[Infowarrior] - Google to Offer More Privacy for Owners of Wi-Fi Routers

Richard Forno rforno at infowarrior.org
Tue Sep 13 11:10:41 CDT 2011


September 13, 2011
Google to Offer More Privacy for Owners of Wi-Fi Routers

By KEVIN J. O'BRIEN

http://www.nytimes.com/2011/09/14/business/global/14iht-google14.html?hpw=&pagewanted=print

BERLIN — Google on Tuesday defused a clash with European privacy regulators by announcing that it would give the owners of residential Wi-Fi routers around the world the option of removing their devices from a registry Google uses to locate cellphone users.

The change comes less than four months after European regulators warned that the unauthorized use of data sent by Wi-Fi routers, which can broadcast the names, locations and identities of cellphones within their range, violated European law.

“Google in this case is only doing voluntarily what they would probably have been forced to do under German and European law anyway,” said Ulrich Börger, a privacy lawyer in Hamburg at Latham & Watkins, a U.S. firm.

Google’s concession, while motivated by Europe’s stricter privacy laws, will have an impact beyond the Continent’s borders because Google plans to offer the option around the world, including in the United States.

The move also comes little more than a year after it angered European officials by collecting unencrypted Internet data from residential Wi-Fi routers while compiling its StreetView maps. The company apologized for collecting the data, which it attributed to a programmer’s error, and has since settled most national complaints by paying fines or making simple apologies.

In a blog post, Peter Fleischer, the Google global privacy counsel, said the company only used Wi-Fi access points that did not identify people by name.

“At the request of several European data protection authorities, we are building an opt-out service that will allow an access point owner to opt out from Google’s location services,” Mr.
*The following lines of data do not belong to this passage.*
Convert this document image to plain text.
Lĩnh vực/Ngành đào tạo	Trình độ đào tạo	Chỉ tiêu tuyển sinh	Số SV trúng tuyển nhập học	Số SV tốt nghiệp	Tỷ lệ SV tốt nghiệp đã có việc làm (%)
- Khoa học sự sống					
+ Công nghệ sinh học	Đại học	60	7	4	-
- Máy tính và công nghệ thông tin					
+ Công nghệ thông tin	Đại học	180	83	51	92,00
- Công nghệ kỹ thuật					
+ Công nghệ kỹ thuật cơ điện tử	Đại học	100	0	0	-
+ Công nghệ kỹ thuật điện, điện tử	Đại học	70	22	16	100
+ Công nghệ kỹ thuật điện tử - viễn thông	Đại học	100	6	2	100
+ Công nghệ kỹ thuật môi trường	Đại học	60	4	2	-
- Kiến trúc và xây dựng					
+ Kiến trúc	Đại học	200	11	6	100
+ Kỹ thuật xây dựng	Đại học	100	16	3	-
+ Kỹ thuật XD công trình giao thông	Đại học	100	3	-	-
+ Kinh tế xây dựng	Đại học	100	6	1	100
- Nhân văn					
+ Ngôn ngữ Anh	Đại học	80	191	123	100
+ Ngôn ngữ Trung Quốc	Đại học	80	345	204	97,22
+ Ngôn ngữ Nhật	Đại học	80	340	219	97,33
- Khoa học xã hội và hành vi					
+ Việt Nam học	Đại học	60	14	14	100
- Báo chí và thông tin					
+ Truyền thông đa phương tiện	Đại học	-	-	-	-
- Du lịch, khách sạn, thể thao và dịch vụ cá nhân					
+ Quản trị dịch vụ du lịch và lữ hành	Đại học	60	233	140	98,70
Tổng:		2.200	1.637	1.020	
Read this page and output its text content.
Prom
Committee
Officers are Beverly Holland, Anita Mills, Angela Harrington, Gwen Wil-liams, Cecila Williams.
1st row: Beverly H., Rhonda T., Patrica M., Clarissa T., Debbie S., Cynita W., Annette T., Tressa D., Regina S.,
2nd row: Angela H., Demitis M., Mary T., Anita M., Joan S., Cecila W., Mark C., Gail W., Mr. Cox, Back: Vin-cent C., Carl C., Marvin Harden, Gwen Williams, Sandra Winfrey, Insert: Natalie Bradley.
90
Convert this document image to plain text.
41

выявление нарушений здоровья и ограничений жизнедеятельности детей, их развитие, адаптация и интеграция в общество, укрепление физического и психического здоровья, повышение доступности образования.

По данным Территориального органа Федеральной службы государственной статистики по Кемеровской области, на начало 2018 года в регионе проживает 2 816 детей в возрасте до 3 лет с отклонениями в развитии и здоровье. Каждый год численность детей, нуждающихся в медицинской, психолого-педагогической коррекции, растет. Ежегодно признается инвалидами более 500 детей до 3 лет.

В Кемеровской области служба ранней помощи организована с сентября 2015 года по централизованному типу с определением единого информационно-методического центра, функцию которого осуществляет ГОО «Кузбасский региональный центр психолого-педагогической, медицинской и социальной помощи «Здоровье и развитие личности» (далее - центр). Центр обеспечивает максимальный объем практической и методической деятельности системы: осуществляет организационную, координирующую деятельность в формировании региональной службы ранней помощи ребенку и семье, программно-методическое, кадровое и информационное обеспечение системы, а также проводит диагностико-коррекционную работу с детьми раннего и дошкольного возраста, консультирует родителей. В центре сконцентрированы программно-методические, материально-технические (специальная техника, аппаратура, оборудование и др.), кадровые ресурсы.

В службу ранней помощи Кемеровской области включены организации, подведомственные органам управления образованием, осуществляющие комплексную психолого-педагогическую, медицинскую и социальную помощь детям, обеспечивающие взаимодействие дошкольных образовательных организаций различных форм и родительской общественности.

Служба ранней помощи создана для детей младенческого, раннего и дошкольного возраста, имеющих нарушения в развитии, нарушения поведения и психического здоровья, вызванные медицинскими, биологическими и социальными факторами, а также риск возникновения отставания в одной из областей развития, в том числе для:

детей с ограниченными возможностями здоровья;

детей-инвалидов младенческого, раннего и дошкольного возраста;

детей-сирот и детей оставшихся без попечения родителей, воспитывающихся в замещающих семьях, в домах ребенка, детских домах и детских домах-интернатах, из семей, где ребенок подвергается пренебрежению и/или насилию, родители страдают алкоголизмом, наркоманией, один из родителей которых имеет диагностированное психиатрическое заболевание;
Fleischer wrote. “Once opted out, our services will not use that access point to determine users’ locations.”

Mr. Fleischer said Google intended to introduce the opt-out system this autumn.

The mobile business, especially in Europe, is becoming increasingly important to Google, which earns the bulk its money through advertising, as computing shifts from desktop PCs to smartphones and tablet computers.

In Europe, the search engine leader is being investigated by competition officials for allegedly calculating its rankings to disadvantage smaller, rival engines, a charge the company has denied.

Google makes the Android mobile operating system, No.1 in the world in the second quarter with 48 percent share of all new cellphone shipments, according to Canalys, a research firm in Reading, England. Last month, Google said it would buy the mobile phone business of Motorola for $12.5 billion.

Following its initial difficulties with StreetView in Europe and elsewhere, Google has taken a more conciliatory approach in European countries like Germany and France, which had previously expressed strong objections to its data-collection methods.

In Germany, Google last year gave consumers the option of excluding photos of their rented or owned properties, apartments and businesses from Google’s StreetView online map service before it went live last autumn. As a result, the panoramic maps are now available throughout much of Germany, although with some storefronts and homes blacked out.

The controversy over Wi-Fi data collection flared again this year when European officials in Germany and France began investigating Apple, the maker of the iPhone, after researchers uncovered files on the popular smartphone that  routinely logged the location of users, which were calculated in part by the location of nearby Wi-Fi routers.

In May, the privacy advisory panel to the European Commission said the unauthorized collection of the location data of individual cellphone users violated Europe’s privacy law, which forbids the commercial use of private data without an owner’s prior consent.

Apple, which attributed the iPhone’s collection of geographic data to a software error, stopped the automatic collection of Wi-Fi data on iPhone users through a software fix. The French privacy regulator, C.N.I.L., and privacy officials in Bavaria, the southern German state leading the investigation in that country, dropped their investigations.

Mr. Börger, the Hamburg lawyer, said Google wanted to avoid another public investigation that could damage its reputation. While allowing Wi-Fi users to opt out of Google’s tracking system may limit its ability to sell location-based advertising, it will not prevent Google from using cell towers and global positioning satellites, two other common methods of finding a cellphone, to sell location-specific mobile ads.

In urban areas, cell towers are located closer together, allowing advertisers to pinpoint a user’s location to within a few blocks.